ND: The conversation on what women’s publications should even cover still seems to go on. There was a clash [during the ‘70s] over whether it was better to give women examples of how to make themselves better, as Gurley Brown did, or to cover disparities in areas like leadership, as Ms. was more inclined to. As we see more media designed for female audiences, do you think editors can achieve both of those goals? Or what would you strive for, in a utopian world?
KD: I guess I would prioritize the latter, which may be obvious. I would prioritize talking about power, talking about why it matters, talking about who has it — often straight white men, as we all know. I do think there is a value in talking about women in a way that does not relate to men. What do women like? What do they want? What are the conversations that they have that are unrelated to men? That’s something that women’s magazines always did.
There are a lot of publications that, whether they’re aware of it or not, their default is not women, or anyone who might exist on a less than binary gender spectrum. Their default is a straight white man. I think a lot of them don’t even know they’re doing it, but when I think about the content that I like to consume, it is more aware of who its audience could be and that its audience could be kind of anyone.
ND: Much of the mission for Ms. was to cut down on lifestyle content, on fashion or beauty or celebrity. That contents still exist on women’s websites today, just in different packaging. Do you think it’s just giving readers what they want?
KD: I don’t think any of that stuff is bad. I consider myself an omnivore with food, and I consider myself an omnivore with media. I’m personally interested in everything. Not everyone is. I assume the default is people are complex and like different stuff, and some of that is high brow. And some of that is low brow. There are smart ways to do things and, and there are not smart ways to do things, and there are stupid ways to do things.
ND: And when covering sex, we wanted to ask about the sexual honesty in Cosmo in Ms. We figured alright, this conversation about sexual honesty was happening in both these publications in the 1970’s. Today, Cosmo just posted a guide on how women can run for office. For lack of a better question, why do you think America is so puritanical?
KD: I mean it’s fighting against hundreds and hundreds and hundreds of years of women’s subjugation. You can’t overthrow that in a short period of time. If you’re being pessimistic, some people would say you can never overthrow that. There are certain conversations that I expect us to be having until we’re not having any conversations anymore. And that’s one of them.
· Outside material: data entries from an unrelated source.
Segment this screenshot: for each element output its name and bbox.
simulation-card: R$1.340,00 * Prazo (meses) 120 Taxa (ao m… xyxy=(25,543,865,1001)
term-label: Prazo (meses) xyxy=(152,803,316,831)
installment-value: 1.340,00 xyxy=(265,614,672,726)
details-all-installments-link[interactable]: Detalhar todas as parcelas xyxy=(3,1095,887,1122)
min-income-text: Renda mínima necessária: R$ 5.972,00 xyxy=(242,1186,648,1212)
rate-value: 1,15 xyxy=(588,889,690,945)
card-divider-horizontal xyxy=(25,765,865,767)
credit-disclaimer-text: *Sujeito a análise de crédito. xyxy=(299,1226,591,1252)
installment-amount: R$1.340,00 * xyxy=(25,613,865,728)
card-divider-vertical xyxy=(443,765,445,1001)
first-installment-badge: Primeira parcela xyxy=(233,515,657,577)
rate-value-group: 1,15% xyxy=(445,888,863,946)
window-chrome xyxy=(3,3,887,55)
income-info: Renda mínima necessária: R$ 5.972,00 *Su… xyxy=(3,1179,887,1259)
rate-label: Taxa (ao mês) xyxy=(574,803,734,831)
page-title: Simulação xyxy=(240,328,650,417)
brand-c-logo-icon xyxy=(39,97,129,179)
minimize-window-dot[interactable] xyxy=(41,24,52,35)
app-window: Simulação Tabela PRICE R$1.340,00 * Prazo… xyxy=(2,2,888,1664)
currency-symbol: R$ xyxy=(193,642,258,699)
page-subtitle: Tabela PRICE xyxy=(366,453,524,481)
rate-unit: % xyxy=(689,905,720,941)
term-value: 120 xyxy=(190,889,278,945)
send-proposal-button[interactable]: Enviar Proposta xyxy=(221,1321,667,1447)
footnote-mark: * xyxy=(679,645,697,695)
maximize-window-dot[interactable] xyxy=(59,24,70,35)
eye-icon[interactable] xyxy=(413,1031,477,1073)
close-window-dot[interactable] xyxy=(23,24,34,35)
When you’re talking about groups we consider minorities, they’ve been oppressed in one way or another. I’m not a scholar, so I could be wrong, but there aren’t a lot of mass stories of change for groups coming out from under that and having everything be hunky dorey after that. Sex is a huge part of our lives both in keeping the population going [laughs], and in what we enjoy and what we like to do. And so that and food are going to be things people fight about the most.
ND&DF: [in unison] Very true.
DF: We are seeing a big uptick in food coverage lately.
KD: Yeah, because everyone’s like mmm, pleasure, that sounds good.
DF: Especially in 2017. We were curious if you have any predictions on what might be next for women’s media. On any sort of motivations or platforms…
KD: I think you’re going to see a continued swing toward redefining what is a woman, essentially, which has been happening across all media, some more than others. So an understanding that sexuality exists on a spectrum, and that gender exists on a spectrum, too. You’re going to see a lot of publications — specifically women’s publications — because they were presented as an alternative to other publications that catered toward me, try to grapple with that with their readership, and like “Who are we speaking to? Who are women?” And some people are going to move into that faster than others.
DF: That was something that came up in our first issue of the newsletter. We were focusing on JANE, and one of the complaints was that although they claimed to be feminist, they were constantly thinking their reader was just a straight woman.
KD: Right, right, exactly. And that’s something that’s long been an issue and I doubt will go away anytime soon.